= Alexander Skopin =

Russian mathematician (1927–2003)

Alexander Ivanovich Skopin (Александр Иванович Скопин) (1927–2003) was a Russian mathematician known for his contributions to abstract algebra.

==Biography==
Skopin was born on October 22, 1927, in Leningrad, the son of Ivan Alexandrovich Skopin, who was himself also a number theorist and a student of Ivan Matveyevich Vinogradov, and who died in the Siege of Leningrad. After the war, Alexander Skopin studied at Leningrad University, where he was a student of Dmitry Faddeev; From that point to the end of his life, he worked as a researcher at the Steklov Mathematical Institute (where he was scientific secretary from the mid-1960s to the early 1970s) and taught algebra at the St. Petersburg University. He died on September 15, 2003, in St.

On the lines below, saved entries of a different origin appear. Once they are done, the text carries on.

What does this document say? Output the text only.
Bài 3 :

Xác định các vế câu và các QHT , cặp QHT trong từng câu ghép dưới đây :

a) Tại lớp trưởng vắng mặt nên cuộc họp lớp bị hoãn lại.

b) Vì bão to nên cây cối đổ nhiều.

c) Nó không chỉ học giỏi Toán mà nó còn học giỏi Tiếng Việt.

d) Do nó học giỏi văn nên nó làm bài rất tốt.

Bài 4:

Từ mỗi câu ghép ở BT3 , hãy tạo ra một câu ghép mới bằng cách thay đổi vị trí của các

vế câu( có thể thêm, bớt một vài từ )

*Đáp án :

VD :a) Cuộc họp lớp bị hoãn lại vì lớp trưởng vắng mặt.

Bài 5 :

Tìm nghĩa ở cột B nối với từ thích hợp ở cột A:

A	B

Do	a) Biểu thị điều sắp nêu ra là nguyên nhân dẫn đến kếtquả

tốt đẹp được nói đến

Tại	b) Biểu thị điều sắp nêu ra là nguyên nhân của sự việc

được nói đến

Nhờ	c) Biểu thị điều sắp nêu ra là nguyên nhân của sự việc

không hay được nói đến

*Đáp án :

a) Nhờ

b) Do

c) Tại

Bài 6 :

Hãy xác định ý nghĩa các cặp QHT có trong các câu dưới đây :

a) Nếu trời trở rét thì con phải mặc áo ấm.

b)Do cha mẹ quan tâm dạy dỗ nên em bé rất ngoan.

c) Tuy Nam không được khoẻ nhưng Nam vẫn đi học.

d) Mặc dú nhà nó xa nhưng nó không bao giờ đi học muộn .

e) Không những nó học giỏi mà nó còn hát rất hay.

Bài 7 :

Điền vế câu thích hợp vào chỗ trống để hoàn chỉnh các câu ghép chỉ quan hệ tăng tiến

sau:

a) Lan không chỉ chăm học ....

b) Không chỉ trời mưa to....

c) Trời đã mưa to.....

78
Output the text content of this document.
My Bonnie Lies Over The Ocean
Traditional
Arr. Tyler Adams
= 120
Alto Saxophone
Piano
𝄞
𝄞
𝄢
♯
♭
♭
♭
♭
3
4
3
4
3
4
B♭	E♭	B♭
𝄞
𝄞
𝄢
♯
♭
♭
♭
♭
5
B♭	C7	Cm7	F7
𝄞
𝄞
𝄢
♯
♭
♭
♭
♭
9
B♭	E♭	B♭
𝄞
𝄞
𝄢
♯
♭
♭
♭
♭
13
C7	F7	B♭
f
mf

Petersburg.

==Research==
Skopin's student work was in abstract algebra, and concerned upper central series of groups and extensions of fields. In the 1970s, Skopin received a second doctorate concerning the application of computer algebra systems to group theory. From that point onward he used computational methods extensively in his research, which focussed on lower central series of Burnside groups. He related this problem to problems in other areas of mathematics including linear algebra and topological sorting of graphs.